Autoindexing: a solution or a sin?
Surprisingly, questions about using automated or semi-automated methods employing Machine Learning and AI for indexing books, especially of more complex or scientific nature, were not well received; the chair suggest that, ‘If a machine can replace me, I won’t have job’. She argued that the subtleties of language in a text such as a iran rcs data biography, where co-referencing is commonly used (e.g. Louise Corti, the Associate Director, her etc.) could not be easily indexed, displaying her lack of awareness of the sophisticated algorithms used in Natural Language Processing to successfully identify co-references.
Having just worked with my colleague, Jeannine Beeken on a recent CLARIN workshop where we introduced linguistic approaches and tools for oral history data, I advised them to try out the free Stanford CoreNLP to try out named entity recognition and coreferencing.
Curious?
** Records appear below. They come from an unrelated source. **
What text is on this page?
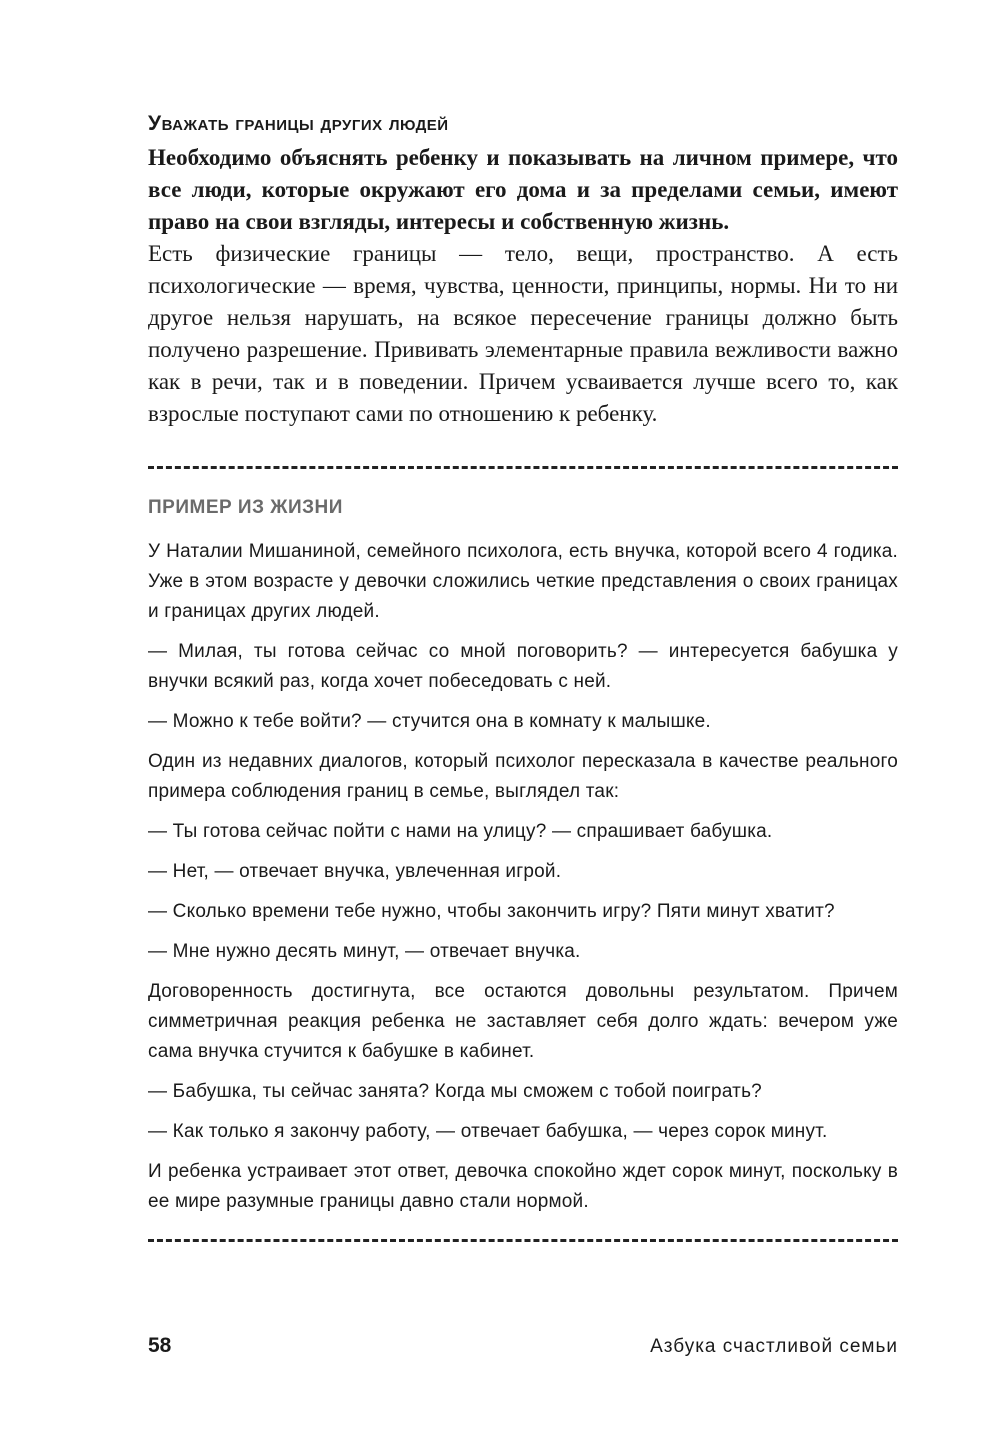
Уважать границы других людей

Необходимо объяснять ребенку и показывать на личном примере, что все люди, которые окружают его дома и за пределами семьи, имеют право на свои взгляды, интересы и собственную жизнь.

Есть физические границы — тело, вещи, пространство. А есть психологические — время, чувства, ценности, принципы, нормы. Ни то ни другое нельзя нарушать, на всякое пересечение границы должно быть получено разрешение. Прививать элементарные правила вежливости важно как в речи, так и в поведении. Причем усваивается лучше всего то, как взрослые поступают сами по отношению к ребенку.

ПРИМЕР ИЗ ЖИЗНИ

У Наталии Мишаниной, семейного психолога, есть внучка, которой всего 4 годика. Уже в этом возрасте у девочки сложились четкие представления о своих границах и границах других людей.

— Милая, ты готова сейчас со мной поговорить? — интересуется бабушка у внучки всякий раз, когда хочет побеседовать с ней.

— Можно к тебе войти? — стучится она в комнату к малышке.

Один из недавних диалогов, который психолог пересказала в качестве реального примера соблюдения границ в семье, выглядел так:

— Ты готова сейчас пойти с нами на улицу? — спрашивает бабушка.

— Нет, — отвечает внучка, увлеченная игрой.

— Сколько времени тебе нужно, чтобы закончить игру? Пяти минут хватит?

— Мне нужно десять минут, — отвечает внучка.

Договоренность достигнута, все остаются довольны результатом. Причем симметричная реакция ребенка не заставляет себя долго ждать: вечером уже сама внучка стучится к бабушке в кабинет.

— Бабушка, ты сейчас занята? Когда мы сможем с тобой поиграть?

— Как только я закончу работу, — отвечает бабушка, — через сорок минут.

И ребенка устраивает этот ответ, девочка спокойно ждет сорок минут, поскольку в ее мире разумные границы давно стали нормой.

58	Азбука счастливой семьи
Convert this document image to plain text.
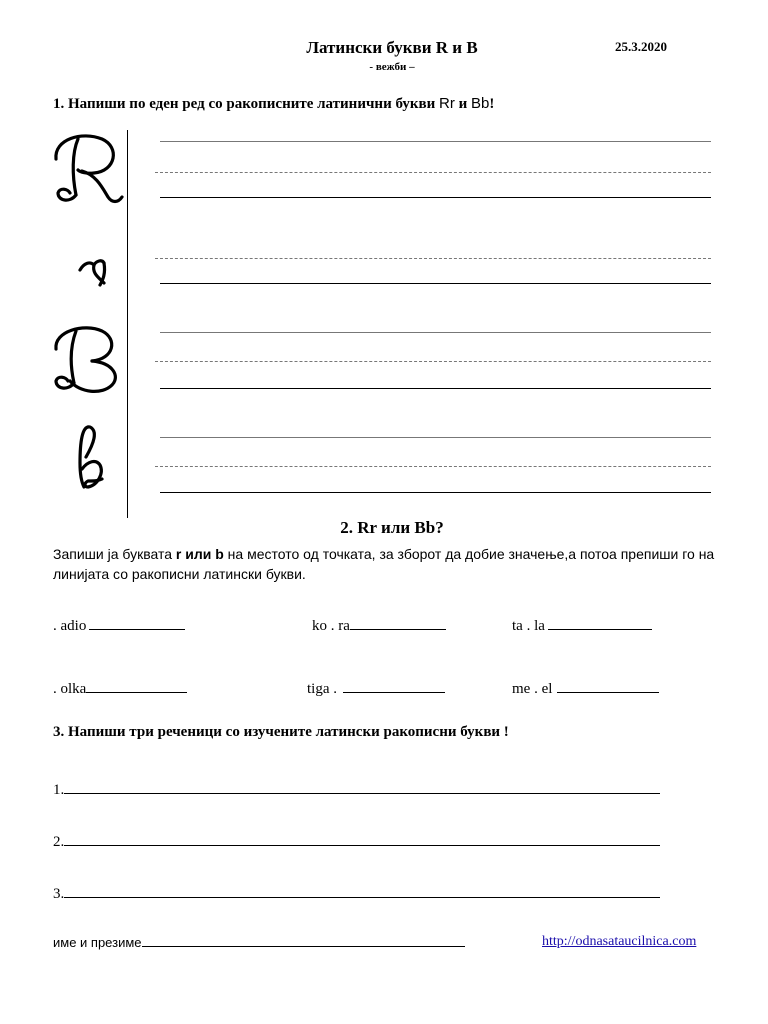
Латински букви R и B
- вежби –
25.3.2020
1. Напиши по еден ред со ракописните латинични букви Rr и Bb!
2. Rr или Bb?
Запиши ја буквата r или b на местото од точката, за зборот да добие значење,а потоа препиши го на линијата со ракописни латински букви.
. adio	ko . ra	ta . la
. olka	tiga .	me . el
3. Напиши три реченици со изучените латински ракописни букви !
1.
2.
3.
име и презиме	http://odnasataucilnica.com
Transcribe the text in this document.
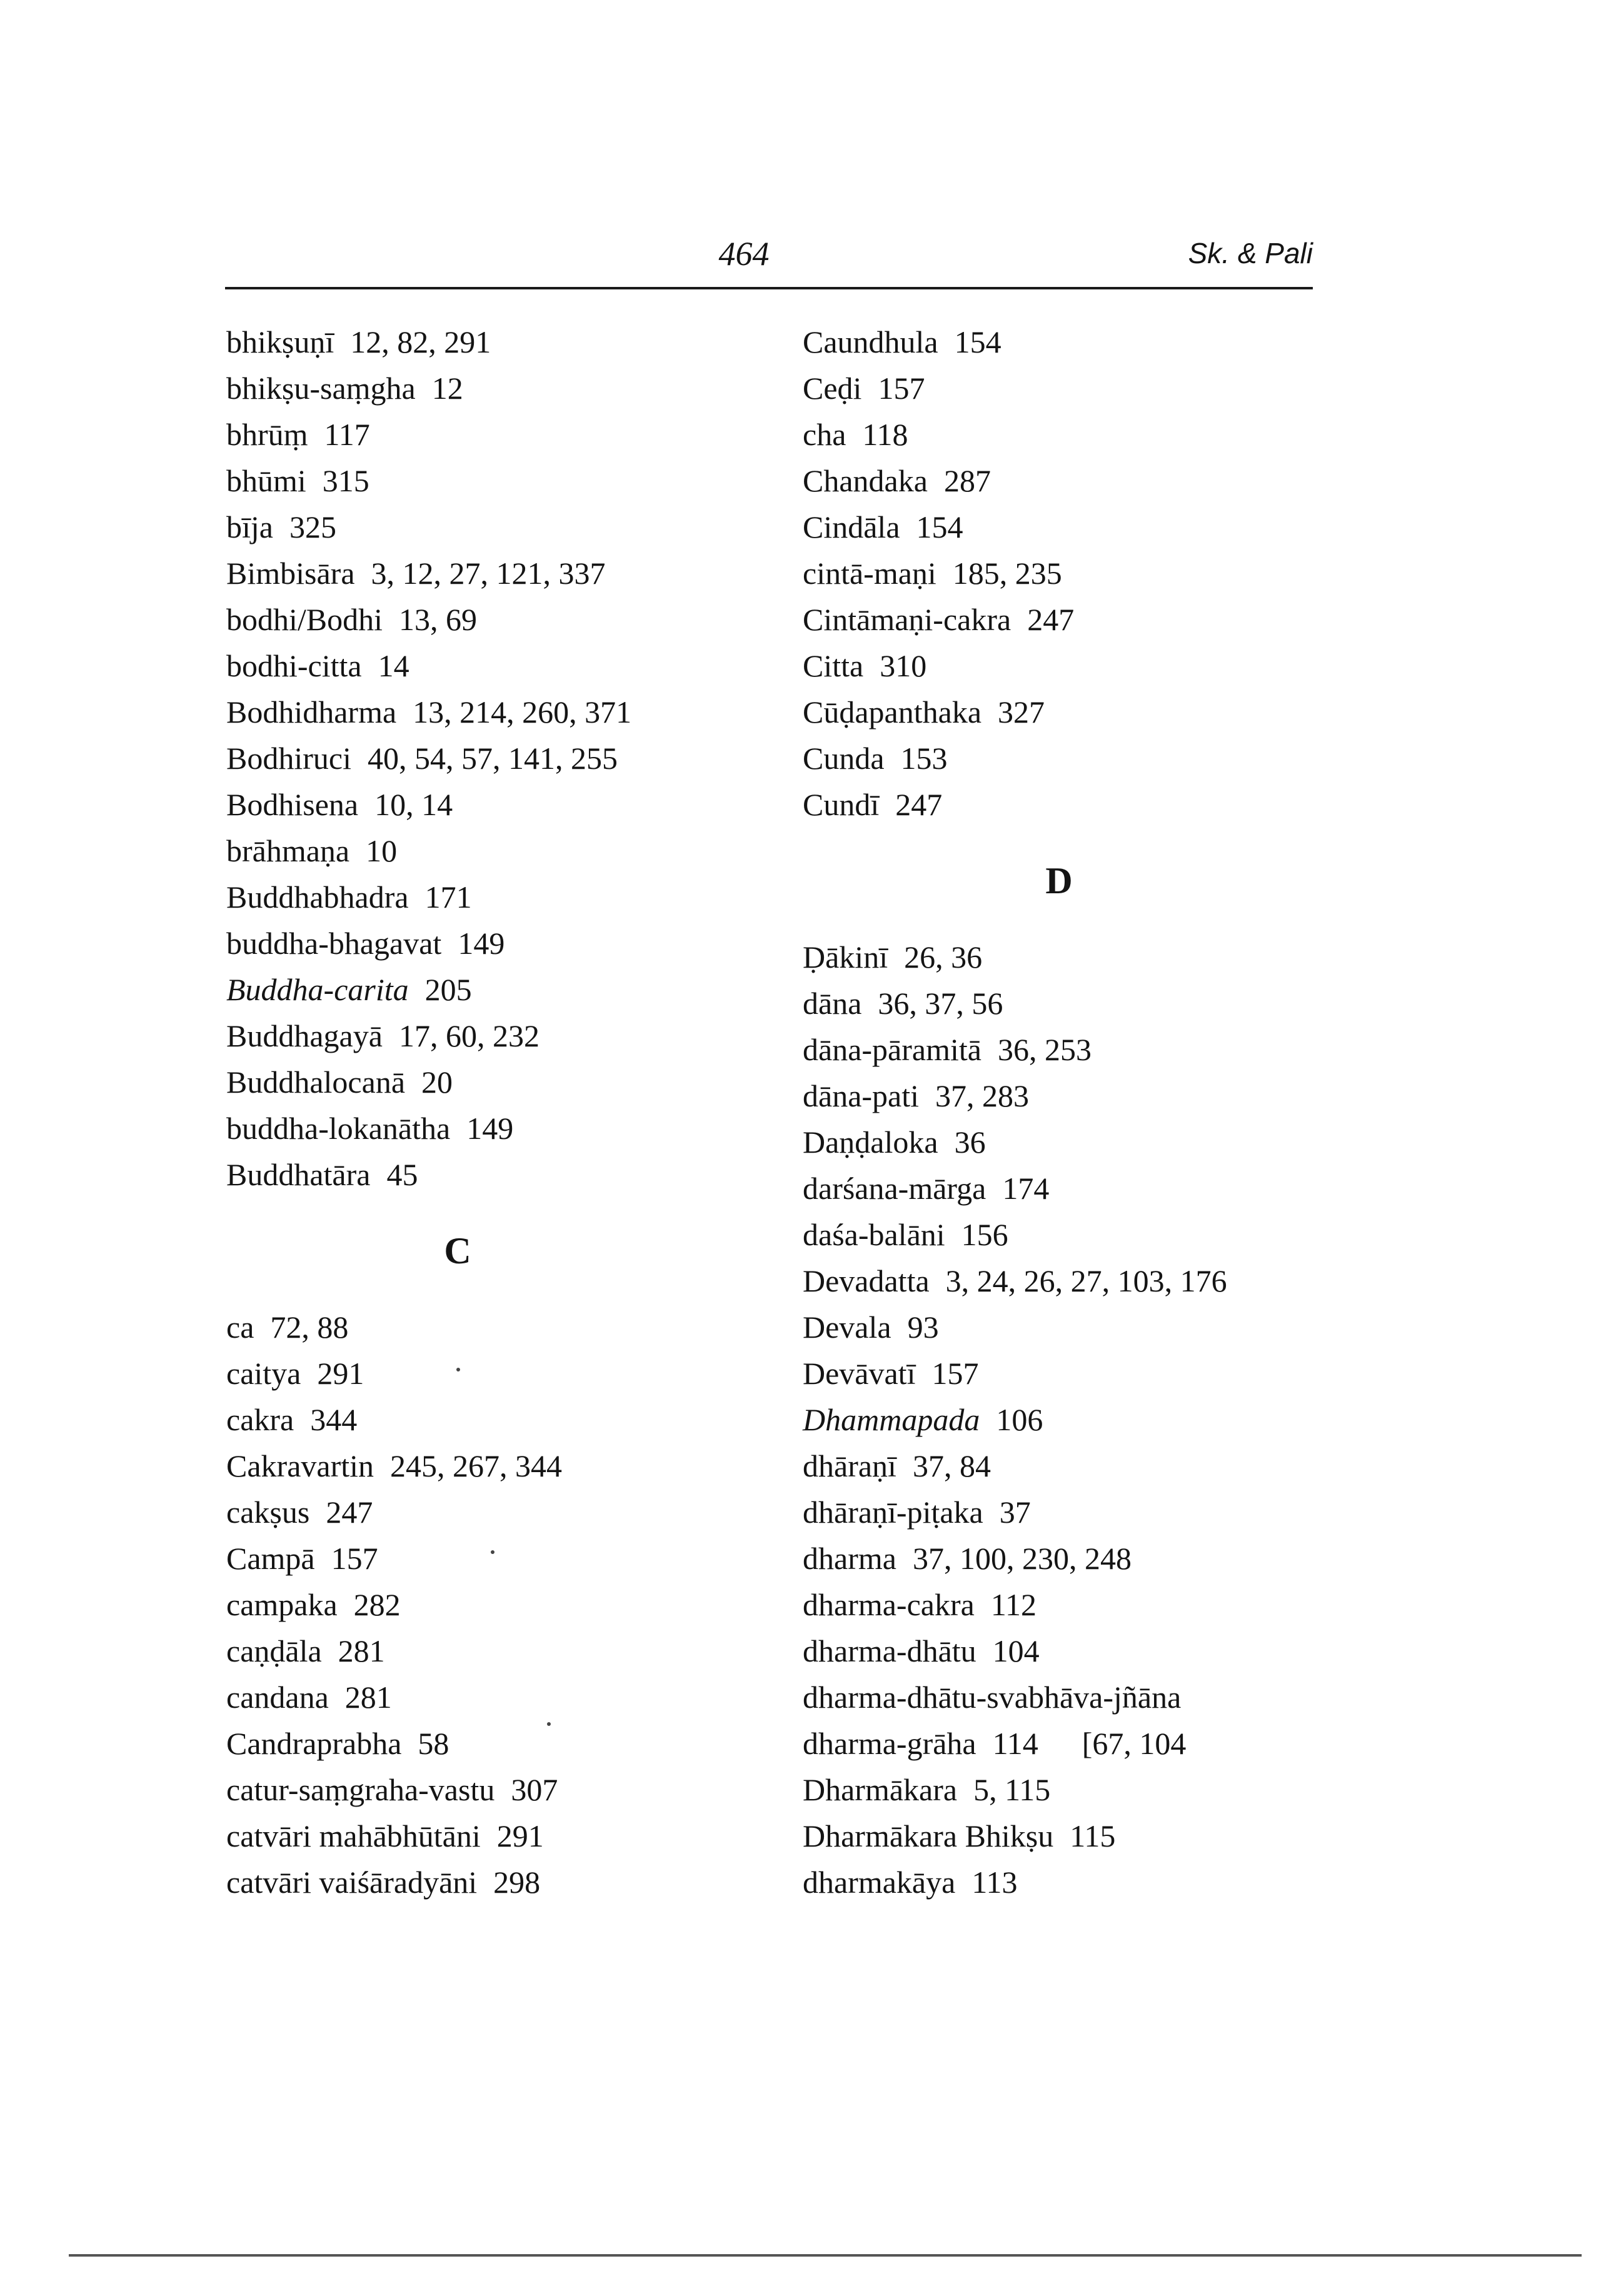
464	Sk. & Pali
bhikṣuṇī 12, 82, 291
bhikṣu-saṃgha 12
bhrūṃ 117
bhūmi 315
bīja 325
Bimbisāra 3, 12, 27, 121, 337
bodhi/Bodhi 13, 69
bodhi-citta 14
Bodhidharma 13, 214, 260, 371
Bodhiruci 40, 54, 57, 141, 255
Bodhisena 10, 14
brāhmaṇa 10
Buddhabhadra 171
buddha-bhagavat 149
Buddha-carita 205
Buddhagayā 17, 60, 232
Buddhalocanā 20
buddha-lokanātha 149
Buddhatāra 45
C
ca 72, 88
caitya 291
cakra 344
Cakravartin 245, 267, 344
cakṣus 247
Campā 157
campaka 282
caṇḍāla 281
candana 281
Candraprabha 58
catur-saṃgraha-vastu 307
catvāri mahābhūtāni 291
catvāri vaiśāradyāni 298
Caundhula 154
Ceḍi 157
cha 118
Chandaka 287
Cindāla 154
cintā-maṇi 185, 235
Cintāmaṇi-cakra 247
Citta 310
Cūḍapanthaka 327
Cunda 153
Cundī 247
D
Ḍākinī 26, 36
dāna 36, 37, 56
dāna-pāramitā 36, 253
dāna-pati 37, 283
Daṇḍaloka 36
darśana-mārga 174
daśa-balāni 156
Devadatta 3, 24, 26, 27, 103, 176
Devala 93
Devāvatī 157
Dhammapada 106
dhāraṇī 37, 84
dhāraṇī-piṭaka 37
dharma 37, 100, 230, 248
dharma-cakra 112
dharma-dhātu 104
dharma-dhātu-svabhāva-jñāna
dharma-grāha 114 [67, 104
Dharmākara 5, 115
Dharmākara Bhikṣu 115
dharmakāya 113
Try this for yourself. and paste into the search box in the demo version: Louise is a Service Director at the UK Data Service. She has been working there for 30 years. She often enjoys her role, especially when she gets invited to China
Further, a tale was recounted – more than once – of their community being promised an autoindexing system by IBM some 20 years ago, which never materialised. I was somewhat disappointed in this fear of the machine, yet it renewed my own aim to get the UK Data Service question and variable autoindexing project started soon!